Michael: You can tell he thinks the joke is about just like eating poop being funny.
Peter: Right, right.
Michael: Like, that's what's funny to him.
Peter: There's no joke about eating poop that he does not think is funny.
Michael: It's so funny to me that he had this PR advisor who was like, "We need to get you out in front of the camera more, Elon. Just don't be weird." [laughs]
Peter: We need to get you on camera, honey. The world is going to love what they see.
Michael: Do you have any more jokes, Elon? Like, surely, he's like this in private. You're like, "Don't put this guy on camera."
Peter: This can only happen when you're this rich.
Michael: Yeah, yeah, yeah.
Peter: If you're not rich and you're not funny, I promise you that, you know?
Michael: Yeah, yeah, yeah, yeah.
Peter: But Elon has had people laughing at his dumb fucking bad jokes for so long that he, I think, genuinely believes that he's funny in some way.

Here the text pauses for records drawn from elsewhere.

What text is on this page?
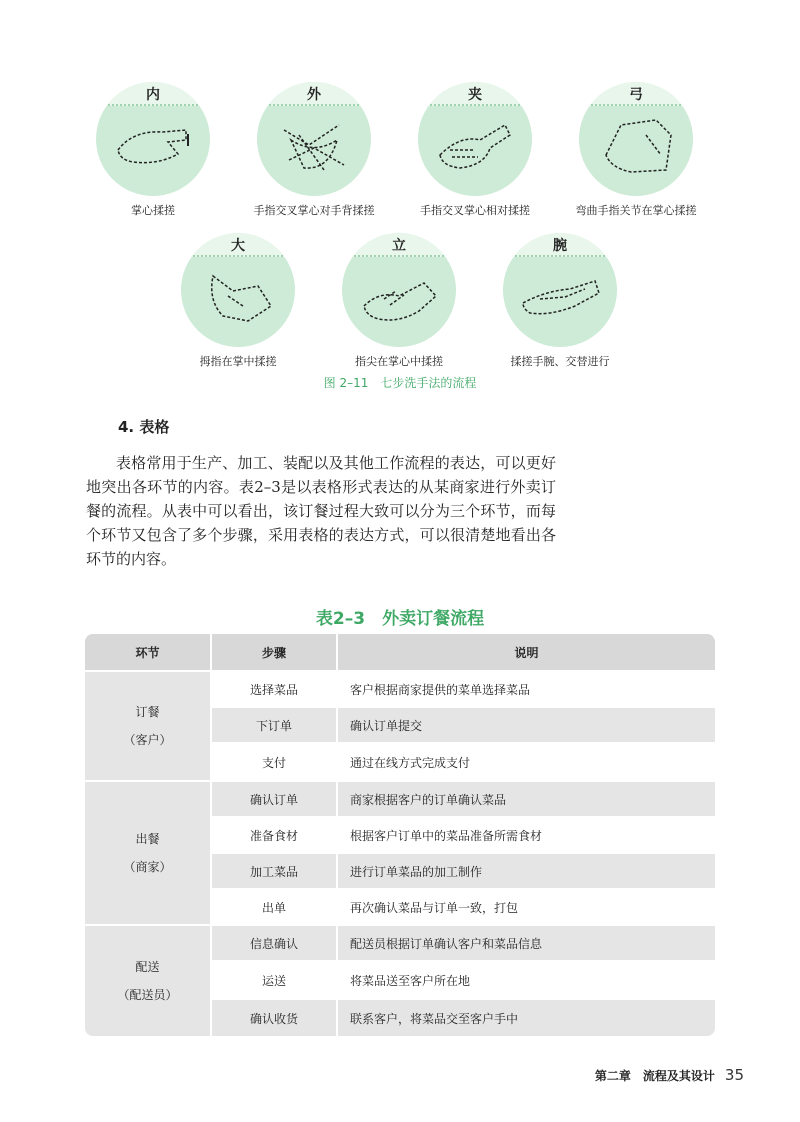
内
掌心揉搓
外
手指交叉掌心对手背揉搓
夹
手指交叉掌心相对揉搓
弓
弯曲手指关节在掌心揉搓
大
拇指在掌中揉搓
立
指尖在掌心中揉搓
腕
揉搓手腕、交替进行
图 2–11　七步洗手法的流程
4. 表格
表格常用于生产、加工、装配以及其他工作流程的表达，可以更好地突出各环节的内容。表2–3是以表格形式表达的从某商家进行外卖订餐的流程。从表中可以看出，该订餐过程大致可以分为三个环节，而每个环节又包含了多个步骤，采用表格的表达方式，可以很清楚地看出各环节的内容。
表2–3　外卖订餐流程
环节	步骤	说明
订餐
（客户）
选择菜品	客户根据商家提供的菜单选择菜品
下订单	确认订单提交
支付	通过在线方式完成支付
出餐
（商家）
确认订单	商家根据客户的订单确认菜品
准备食材	根据客户订单中的菜品准备所需食材
加工菜品	进行订单菜品的加工制作
出单	再次确认菜品与订单一致，打包
配送
（配送员）
信息确认	配送员根据订单确认客户和菜品信息
运送	将菜品送至客户所在地
确认收货	联系客户，将菜品交至客户手中
第二章　流程及其设计 35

Michael: I wonder if he hasn't heard a non-pity laugh in so long that he thinks that's just what a laugh is.
Peter: Everyone always laughs five seconds after the joke is over while you're explaining it.
Michael: As I am explaining it. [laughs] That's how you know a joke is really good. Dead silence. And you're like, "as if eating poop is a job." And then people laugh.
Peter: The absolute funniest thing I read and I encountered a ton of Elon speaking is that one data scientist being like, "You're in the dumbest fucking 10% of this country." [laughs]
Michael: That's comedy. That's comedy.
Peter: That's comedy dude.
Michael: Looking at a billionaire in the fucking face and being like, "the dumbest motherfuckers in the country believe this thing you just said.” [laughs]
Peter: Do you know there's something like-- there are so many-- there's so many, like, powerful people who you just, like “You never have the opportunity” to be like-- you'd have to be a fucking dipshit to believe this.
Michael: To put it in terms that he would understand. It's like eating shit is a job, and that's what you're doing right now, [Peter laughs] eating shit because of what I just [unintelligible 01:31:10].